ЧАСТЬ ТРЕТЬЯ
ГРАДСКИЙ. ВМЕСТО ПРЕДИСЛОВИЯ
Что будет? А ничего. Приезжает Краевский из Восточной Германии, где его на минуточку пригрели, жаль не надолго. И что теперь будет на самом деле никому не известно, и Градский воспринимал это обстоятельство, как должное, так как знал Краевского очень давно. Да и кто давно не знал Краевского? Краевский, разумеется, хорошо знал Градского, только это знакомство не стало никаким историческим фактом или эпизодом. Краевский, в этом смысле, ни одним эпизодом не воспользовался - он не из тех, кто обременяет себя скучными делами, в этом он вроде Градского, но как бы с другой стороны...
Краевский – это вам не Бобов, который, говорят, поменял фамилию на Стручкова, потом обратно на Бобова и это весьма в его стиле, при этом он совершенно не изменился и внутреннего удовольствия не получил. Правда, последнее время, Бобова вроде и узнавать при встрече перестали – перестали и все те, кто не сомневался в его способностях взяться за любое дело, тем более самое пакостное.
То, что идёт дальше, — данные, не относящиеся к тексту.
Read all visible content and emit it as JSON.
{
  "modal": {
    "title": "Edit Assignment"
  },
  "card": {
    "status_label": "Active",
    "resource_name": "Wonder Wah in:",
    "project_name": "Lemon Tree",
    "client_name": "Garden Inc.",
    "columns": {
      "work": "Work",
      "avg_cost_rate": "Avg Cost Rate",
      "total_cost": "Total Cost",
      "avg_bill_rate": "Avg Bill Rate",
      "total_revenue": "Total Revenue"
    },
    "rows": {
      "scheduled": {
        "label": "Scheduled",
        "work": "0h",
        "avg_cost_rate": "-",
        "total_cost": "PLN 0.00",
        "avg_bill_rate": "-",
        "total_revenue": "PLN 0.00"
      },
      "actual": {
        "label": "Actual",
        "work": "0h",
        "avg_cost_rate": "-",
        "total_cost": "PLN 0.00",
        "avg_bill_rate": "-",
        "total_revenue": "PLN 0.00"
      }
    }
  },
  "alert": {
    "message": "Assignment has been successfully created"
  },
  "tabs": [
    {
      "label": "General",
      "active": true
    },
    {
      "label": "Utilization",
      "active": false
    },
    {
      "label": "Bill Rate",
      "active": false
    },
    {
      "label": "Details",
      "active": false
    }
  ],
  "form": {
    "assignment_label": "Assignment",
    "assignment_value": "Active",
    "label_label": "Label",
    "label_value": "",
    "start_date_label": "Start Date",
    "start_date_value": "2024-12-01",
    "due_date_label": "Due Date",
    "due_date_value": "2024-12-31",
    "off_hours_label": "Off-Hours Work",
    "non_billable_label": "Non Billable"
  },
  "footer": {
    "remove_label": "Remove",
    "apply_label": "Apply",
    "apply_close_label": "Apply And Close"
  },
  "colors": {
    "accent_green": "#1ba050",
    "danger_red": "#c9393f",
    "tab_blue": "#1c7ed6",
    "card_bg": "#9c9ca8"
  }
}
Да, когда бы Градскому пришло на ум заказать свою посмертную маску, именно Бобов смог бы проявить себя в этом деле с блеском и удовольствием, ведь никто еще не создал себе рекламу в таком деле, каковым никто, кроме Бобова, сроду не занимался. Он как раз тогда пребывал в Стручковых или Гороховых – не будем уточнять. Все знают, что Бобов и есть Бобов!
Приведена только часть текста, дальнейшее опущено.